Antenatal and paediatric home visits are important and most rewarding. However, home visiting services in Sweden are still somewhat unique. There is, however, the experience of a first-time home visit that is offered by the child health care services (Jansson, 2002). Of additional interest, the USA has long had the experience of home visiting programs led by nurses, among others, Nurse- Family Partnership (NFP). NFP studies have demonstrated that in the long run there are personal gains and economic benefits to the community with home visiting services to women during pregnancy and in the first years of a baby’s life (Olds et al., 2010).
Team Hega plans to do an evaluation of our home visiting program and provide a follow-up especially looking at developmental (social, emotional, relational and cognitive) for the children. We are starting a study to monitor how the children’s life situations, health status and development look after they have left the unit. This is an important step for us in order to further develop the healthcare services for women during pregnancy, their children and their families.
Jansson, A. (2002). First-time mothers` satisfaction with early encounters with the nurse in child healthcare: home visits or visits to the clinic? Acta Paediatrica. 91, 182-190.
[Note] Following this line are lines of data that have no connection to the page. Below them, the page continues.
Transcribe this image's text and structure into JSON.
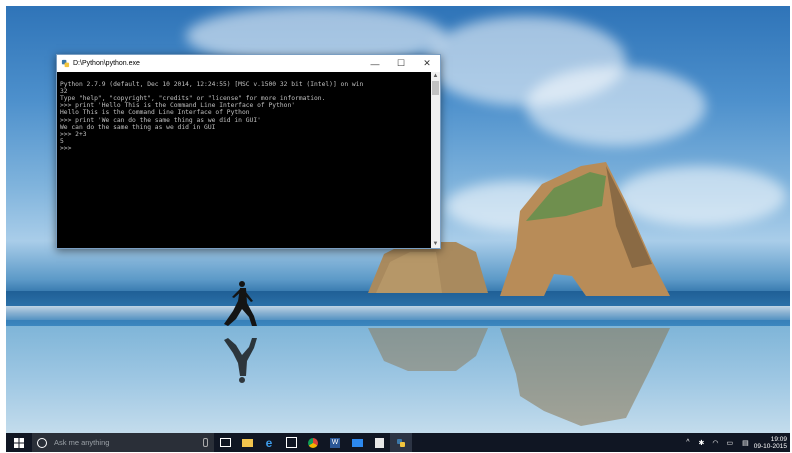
{
  "window": {
    "title": "D:\\Python\\python.exe",
    "minimize_label": "—",
    "maximize_label": "☐",
    "close_label": "✕",
    "console_lines": [
      "Python 2.7.9 (default, Dec 10 2014, 12:24:55) [MSC v.1500 32 bit (Intel)] on win",
      "32",
      "Type \"help\", \"copyright\", \"credits\" or \"license\" for more information.",
      ">>> print 'Hello This is the Command Line Interface of Python'",
      "Hello This is the Command Line Interface of Python",
      ">>> print 'We can do the same thing as we did in GUI'",
      "We can do the same thing as we did in GUI",
      ">>> 2+3",
      "5",
      ">>>"
    ]
  },
  "taskbar": {
    "search_placeholder": "Ask me anything",
    "pinned_icons": [
      "task-view-icon",
      "file-explorer-icon",
      "edge-icon",
      "store-icon",
      "chrome-icon",
      "word-icon",
      "photos-icon",
      "paint-icon",
      "python-icon"
    ],
    "clock_time": "19:09",
    "clock_date": "09-10-2015"
  },
  "colors": {
    "taskbar": "#101623",
    "console_bg": "#000000",
    "console_text": "#c0c0c0"
  }
}
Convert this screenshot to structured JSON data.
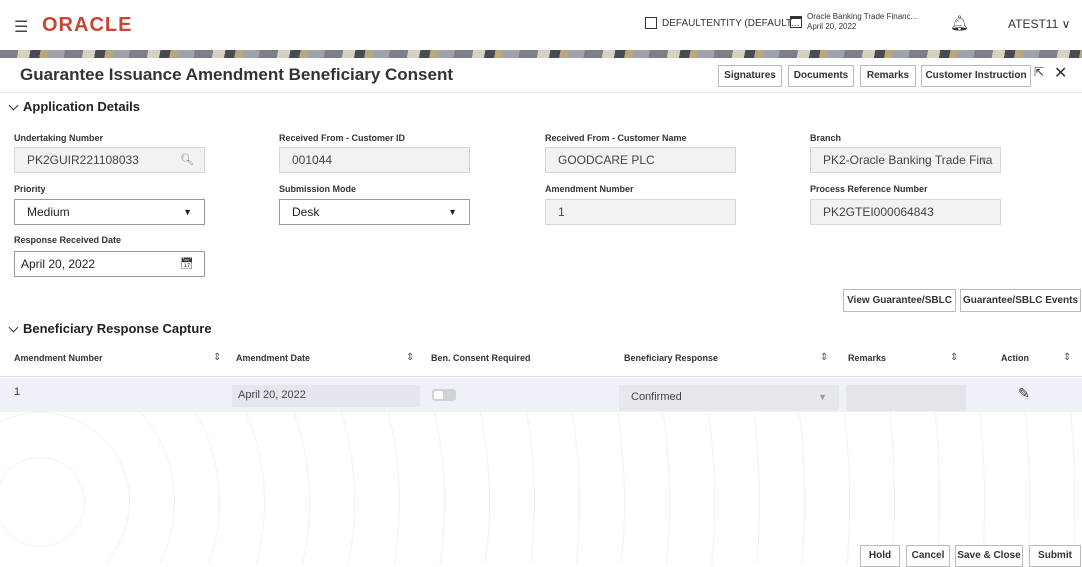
{
  "header": {
    "menu_icon": "hamburger-icon",
    "logo": "ORACLE",
    "entity": "DEFAULTENTITY (DEFAULT...",
    "bank_name": "Oracle Banking Trade Financ...",
    "bank_date": "April 20, 2022",
    "user": "ATEST11"
  },
  "page": {
    "title": "Guarantee Issuance Amendment Beneficiary Consent",
    "toolbar": [
      "Signatures",
      "Documents",
      "Remarks",
      "Customer Instruction"
    ]
  },
  "app_details": {
    "section_title": "Application Details",
    "undertaking_label": "Undertaking Number",
    "undertaking_value": "PK2GUIR221108033",
    "cust_id_label": "Received From - Customer ID",
    "cust_id_value": "001044",
    "cust_name_label": "Received From - Customer Name",
    "cust_name_value": "GOODCARE PLC",
    "branch_label": "Branch",
    "branch_value": "PK2-Oracle Banking Trade Fina",
    "priority_label": "Priority",
    "priority_value": "Medium",
    "submission_label": "Submission Mode",
    "submission_value": "Desk",
    "amend_no_label": "Amendment Number",
    "amend_no_value": "1",
    "proc_ref_label": "Process Reference Number",
    "proc_ref_value": "PK2GTEI000064843",
    "resp_date_label": "Response Received Date",
    "resp_date_value": "April 20, 2022"
  },
  "actions": {
    "view_guarantee": "View Guarantee/SBLC",
    "guarantee_events": "Guarantee/SBLC Events"
  },
  "response": {
    "section_title": "Beneficiary Response Capture",
    "columns": [
      "Amendment Number",
      "Amendment Date",
      "Ben. Consent Required",
      "Beneficiary Response",
      "Remarks",
      "Action"
    ],
    "row": {
      "amendment_number": "1",
      "amendment_date": "April 20, 2022",
      "consent_required": false,
      "beneficiary_response": "Confirmed",
      "remarks": ""
    }
  },
  "footer": {
    "hold": "Hold",
    "cancel": "Cancel",
    "save_close": "Save & Close",
    "submit": "Submit"
  }
}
Jansson. L.M. & Velez, M. (2012). Neonatal abstinence syndrome. Current Opinion in Pediatrics, 24 (2), 252-258.
Kurtz Landy, C., Jack, S., Wahoush, O., Sheehan, D & Mcmillan, H. (2012). Mothers experience in the Nurse-Family Partnership program: a qualitative case study. Medical Center Nursing, 11 (15), 1-12.
Nordenfors,M., & Höljer, I. (2012). Kvinnors erfarenhet av stöd från Mödrabarnhälsovårdsteamet i Haga. (FOU i Väst/ GR). Göteborg.
Olds, D., Kitzman, H., Cole, R., Hanks, C., Arcoleo, K., Luckey, D., Knudtson, M., Henderson, C., Bondy, J & Stevenson, A. (2010). Enduring Effects of Prenatal and Infancy Home Visiting by Nurses on Maternal Life Course and Government Spending. Archives of Pediatrics & Adolescent Medicine ,164 (5), 119-129.
William Domain, E., Baggett, K,. Carta, J,. Mitchell, S. & Larsson, E. (2010). Factors influencing mothers abilities to engage in a comprehensive parenting intervention program. Public health Nursing, 27 (5), 399-407.